Tout simplement : il faut vivre et expérimenter dans le quotidien l’égalité et le respect de l’autre, la diversité et la découverte de l’autre. L’éducation c’est pas un discours abstrait, mais un dispositif concret qui doit et peut faire partie de notre vie réelle. C’est les pratiques qui changent les attitudes et la pensée : le changement ce n’est pas un acte d’une volonté toute puissante. Mais il faut s’entraîner, ne vient pas tout seul : et donc, c’est le paradoxe et la nécessité de l’éducation, il faut le vivre dans des espaces protégés, là où on peut aussi se tromper...l’école, le stage, la formation... là où on peut expérimenter des jeux, se raconter des histories, pratiquer des activités musicales, d’expression corporel... qui permettent aux enfants, et aux animateurs, aux enseignants, aux éducateurs de découvrir d’autres relations avec soi-même et avec les autres, avec les garçons et les filles, une autre culture de l’égalité. Je sais bien que pas toujours certes espaces éducatifs ne non pas disponibles à accueillir l’erreur et encore moins à promouvoir une culture de la diversité contre toute stéréotype, notamment sexués. Mais justement l’éducation est nouvelle, toujours nouvelle, car se batte aussi contre les inégalités de toutes sortes.
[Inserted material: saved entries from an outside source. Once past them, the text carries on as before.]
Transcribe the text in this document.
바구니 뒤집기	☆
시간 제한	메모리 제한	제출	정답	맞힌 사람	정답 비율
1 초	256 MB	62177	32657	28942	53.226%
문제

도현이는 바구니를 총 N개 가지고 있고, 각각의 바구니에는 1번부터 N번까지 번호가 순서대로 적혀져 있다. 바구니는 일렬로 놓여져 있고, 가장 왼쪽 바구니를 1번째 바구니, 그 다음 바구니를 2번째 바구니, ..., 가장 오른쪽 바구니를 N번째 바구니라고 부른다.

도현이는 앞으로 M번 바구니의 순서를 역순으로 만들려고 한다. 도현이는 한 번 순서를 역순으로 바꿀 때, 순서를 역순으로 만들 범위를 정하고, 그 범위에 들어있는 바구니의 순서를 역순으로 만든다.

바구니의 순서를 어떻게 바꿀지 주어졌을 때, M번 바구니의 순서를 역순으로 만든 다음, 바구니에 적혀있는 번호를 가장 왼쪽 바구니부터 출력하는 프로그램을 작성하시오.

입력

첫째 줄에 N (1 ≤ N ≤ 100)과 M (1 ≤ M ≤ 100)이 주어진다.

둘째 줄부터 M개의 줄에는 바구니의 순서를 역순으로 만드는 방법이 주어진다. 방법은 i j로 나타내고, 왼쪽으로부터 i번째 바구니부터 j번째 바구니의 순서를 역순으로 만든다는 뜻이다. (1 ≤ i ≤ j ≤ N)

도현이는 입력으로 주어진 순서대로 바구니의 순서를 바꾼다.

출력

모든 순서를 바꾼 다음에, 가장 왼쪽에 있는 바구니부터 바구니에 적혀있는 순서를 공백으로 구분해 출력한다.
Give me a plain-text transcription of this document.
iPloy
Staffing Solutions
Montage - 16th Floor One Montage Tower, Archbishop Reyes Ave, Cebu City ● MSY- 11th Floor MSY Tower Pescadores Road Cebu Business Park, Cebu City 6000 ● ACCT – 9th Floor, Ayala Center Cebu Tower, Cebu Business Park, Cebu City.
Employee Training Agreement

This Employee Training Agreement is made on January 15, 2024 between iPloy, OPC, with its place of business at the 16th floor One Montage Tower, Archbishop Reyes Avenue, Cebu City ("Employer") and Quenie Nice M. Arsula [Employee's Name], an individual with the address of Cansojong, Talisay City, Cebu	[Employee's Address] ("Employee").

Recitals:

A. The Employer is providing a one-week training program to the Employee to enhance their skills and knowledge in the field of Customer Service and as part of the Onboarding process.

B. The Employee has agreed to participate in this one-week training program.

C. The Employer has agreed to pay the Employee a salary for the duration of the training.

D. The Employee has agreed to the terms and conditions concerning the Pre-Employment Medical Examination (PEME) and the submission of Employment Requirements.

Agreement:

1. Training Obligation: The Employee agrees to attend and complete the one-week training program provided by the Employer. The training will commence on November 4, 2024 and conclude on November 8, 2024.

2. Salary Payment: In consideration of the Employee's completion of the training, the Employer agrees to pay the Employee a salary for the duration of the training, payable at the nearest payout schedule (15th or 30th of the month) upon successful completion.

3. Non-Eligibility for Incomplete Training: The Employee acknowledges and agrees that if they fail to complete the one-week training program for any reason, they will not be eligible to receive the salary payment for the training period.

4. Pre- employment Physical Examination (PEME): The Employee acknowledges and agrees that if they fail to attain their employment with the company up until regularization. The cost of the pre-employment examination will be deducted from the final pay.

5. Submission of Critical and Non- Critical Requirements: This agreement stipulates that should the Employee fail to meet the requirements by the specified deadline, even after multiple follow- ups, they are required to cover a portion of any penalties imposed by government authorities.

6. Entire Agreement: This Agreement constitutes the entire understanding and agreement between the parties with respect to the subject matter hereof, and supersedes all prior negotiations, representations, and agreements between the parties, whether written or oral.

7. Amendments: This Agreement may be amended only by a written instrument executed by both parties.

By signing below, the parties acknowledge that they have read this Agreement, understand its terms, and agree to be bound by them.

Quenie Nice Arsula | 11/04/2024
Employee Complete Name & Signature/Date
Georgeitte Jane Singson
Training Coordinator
• L’expérience personnelle est un facteur indispensable du développement de la personnalité.

Et par là l’expérience personnelle devient par imprégnation, un facteur indispensable du développement de la personnalité. La prise en compte de l’histoire personnelle et un élément central de l’éducation, la réappropriation, même contradictoire, et cette histoire, toujours singulier et sociale, fonde la possibilité de l’avenir et d’une perspective de transformation personnelle et collective. Il faut se remettre en jeu ! C’est clair que parler d’expérience personnelle signifie, [comme on le disait], vivre des situations concrêtes mais aussi réfléchir autour de la mémoire de soi-même et de sa relation avec les autres et le monde. Si on regarde à ce choix pédagogique, d’une pédagogie de l’expérience et de la réflexion sur l’expérience, comme le disait Dewey, Freinet et tous les maîtres de l’éducation Nouvelle jusqu’à Jérôme Bruner, si on regarde à ce choix sous l’angle de la déconstruction des stéréotypes sexués, nous avons un terrain de recherche, effrayant et charmant au même temps, qui s’ouvre devant nos yeux.